O vídeo que circula nas redes sociais escancara uma cena que, infelizmente, já virou praxe no município: moradores exaustos de promessas recicladas cobrando aquilo que a lei já lhes assegura, enquanto a gestão municipal demonstra notável habilidade em praticar o silêncio institucional. Não se trata de favor, gentileza ou pedido fora da realidade — é o mínimo previsto em lei, tratado pelo poder público como se fosse mera sugestão.

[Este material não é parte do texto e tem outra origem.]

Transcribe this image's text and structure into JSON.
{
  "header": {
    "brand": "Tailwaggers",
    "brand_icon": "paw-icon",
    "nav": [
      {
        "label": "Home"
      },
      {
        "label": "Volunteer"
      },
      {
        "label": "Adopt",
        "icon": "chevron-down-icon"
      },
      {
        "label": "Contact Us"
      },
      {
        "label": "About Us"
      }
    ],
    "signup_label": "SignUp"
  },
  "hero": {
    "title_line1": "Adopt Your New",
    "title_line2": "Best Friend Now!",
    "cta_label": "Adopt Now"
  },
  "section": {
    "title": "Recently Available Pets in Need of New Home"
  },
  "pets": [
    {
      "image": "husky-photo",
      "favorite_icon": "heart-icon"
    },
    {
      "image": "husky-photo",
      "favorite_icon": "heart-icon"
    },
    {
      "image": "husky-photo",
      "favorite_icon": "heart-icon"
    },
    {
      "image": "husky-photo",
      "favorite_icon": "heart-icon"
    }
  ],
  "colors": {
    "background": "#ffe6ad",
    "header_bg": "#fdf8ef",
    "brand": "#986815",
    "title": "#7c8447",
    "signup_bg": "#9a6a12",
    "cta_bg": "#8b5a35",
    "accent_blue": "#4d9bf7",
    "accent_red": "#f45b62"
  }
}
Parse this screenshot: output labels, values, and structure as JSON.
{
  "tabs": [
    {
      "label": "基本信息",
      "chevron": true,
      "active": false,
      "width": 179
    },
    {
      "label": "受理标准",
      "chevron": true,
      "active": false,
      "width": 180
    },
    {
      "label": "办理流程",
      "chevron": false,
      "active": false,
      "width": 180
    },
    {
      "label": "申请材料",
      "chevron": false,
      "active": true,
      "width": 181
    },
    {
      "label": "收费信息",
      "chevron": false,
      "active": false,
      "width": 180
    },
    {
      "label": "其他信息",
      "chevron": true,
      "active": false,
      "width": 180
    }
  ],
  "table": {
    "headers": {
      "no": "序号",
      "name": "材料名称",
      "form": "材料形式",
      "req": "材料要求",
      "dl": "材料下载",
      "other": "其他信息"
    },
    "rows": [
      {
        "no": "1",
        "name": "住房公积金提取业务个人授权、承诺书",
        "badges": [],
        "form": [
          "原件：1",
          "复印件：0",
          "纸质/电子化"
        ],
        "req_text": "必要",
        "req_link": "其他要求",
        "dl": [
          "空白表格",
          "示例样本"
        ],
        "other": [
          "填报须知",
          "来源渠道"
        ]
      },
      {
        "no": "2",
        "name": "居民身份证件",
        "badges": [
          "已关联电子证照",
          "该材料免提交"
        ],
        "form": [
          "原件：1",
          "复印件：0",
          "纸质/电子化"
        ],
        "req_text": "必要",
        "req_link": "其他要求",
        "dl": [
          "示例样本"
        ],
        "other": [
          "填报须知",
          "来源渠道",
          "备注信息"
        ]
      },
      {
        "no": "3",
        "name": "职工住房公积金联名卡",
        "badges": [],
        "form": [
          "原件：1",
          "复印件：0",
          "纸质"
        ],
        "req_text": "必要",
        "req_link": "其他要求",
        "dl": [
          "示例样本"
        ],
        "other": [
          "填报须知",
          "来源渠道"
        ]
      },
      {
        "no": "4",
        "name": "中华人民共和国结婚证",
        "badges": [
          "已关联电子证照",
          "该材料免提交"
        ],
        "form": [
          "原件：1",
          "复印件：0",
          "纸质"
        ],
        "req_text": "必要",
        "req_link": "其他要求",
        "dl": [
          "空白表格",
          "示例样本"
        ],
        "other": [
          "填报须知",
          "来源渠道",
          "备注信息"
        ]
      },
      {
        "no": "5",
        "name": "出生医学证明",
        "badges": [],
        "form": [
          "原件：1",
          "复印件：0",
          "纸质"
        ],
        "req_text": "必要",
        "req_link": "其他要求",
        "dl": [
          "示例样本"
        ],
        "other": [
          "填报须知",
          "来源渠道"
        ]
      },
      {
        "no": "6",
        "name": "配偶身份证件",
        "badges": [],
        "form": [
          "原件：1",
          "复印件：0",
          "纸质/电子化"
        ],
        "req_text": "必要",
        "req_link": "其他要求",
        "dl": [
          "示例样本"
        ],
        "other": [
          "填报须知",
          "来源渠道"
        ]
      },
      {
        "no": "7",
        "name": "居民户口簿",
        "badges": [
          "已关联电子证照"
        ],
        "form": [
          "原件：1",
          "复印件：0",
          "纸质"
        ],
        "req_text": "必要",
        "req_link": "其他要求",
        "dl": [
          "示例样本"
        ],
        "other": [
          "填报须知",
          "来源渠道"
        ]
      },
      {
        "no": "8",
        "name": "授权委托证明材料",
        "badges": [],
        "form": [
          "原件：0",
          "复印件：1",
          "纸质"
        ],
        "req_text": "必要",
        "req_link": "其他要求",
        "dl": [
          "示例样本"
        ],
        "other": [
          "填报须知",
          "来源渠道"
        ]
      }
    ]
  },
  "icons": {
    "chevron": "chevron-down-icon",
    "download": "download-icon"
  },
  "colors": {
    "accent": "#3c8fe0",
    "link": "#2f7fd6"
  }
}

Diante da pressão popular, a administração parece recorrer à sua estratégia favorita: fingir que não é com ela. A aposta é antiga — deixar o tempo passar, na esperança de que o cansaço vença os direitos e que a indignação se dissolva sozinha. Enquanto isso, ruas abandonadas, serviços precários e comunidades esquecidas seguem sendo empurrados para debaixo do tapete, ao passo que discursos oficiais insistem em vender um cenário que só existe nos corredores refrigerados dos gabinetes.

Ainda mais constrangedora é a postura dos vereadores. No papel, fiscais do povo; na prática, espectadores confortáveis do descaso. Diante das cobranças legítimas da população, optam pelo silêncio conveniente, pela ausência calculada e pela omissão estratégica. A Câmara Municipal, que deveria ser a casa do povo, parece funcionar apenas para quem domina o roteiro político — para o cidadão comum, as portas seguem fechadas e a paciência esgotada.

O vídeo não expõe apenas revolta; ele traduz o cansaço coletivo de uma população que conhece seus direitos e se recusa a continuar como figurante do próprio abandono. Enquanto moradores se expõem, cobram e resistem, executivo e Legislativo permanecem fiéis àquilo que fazem melhor: nada. Afinal, cobrar direitos virou ato de coragem; cumprir a lei, ao que tudo indica, tornou-se opcional.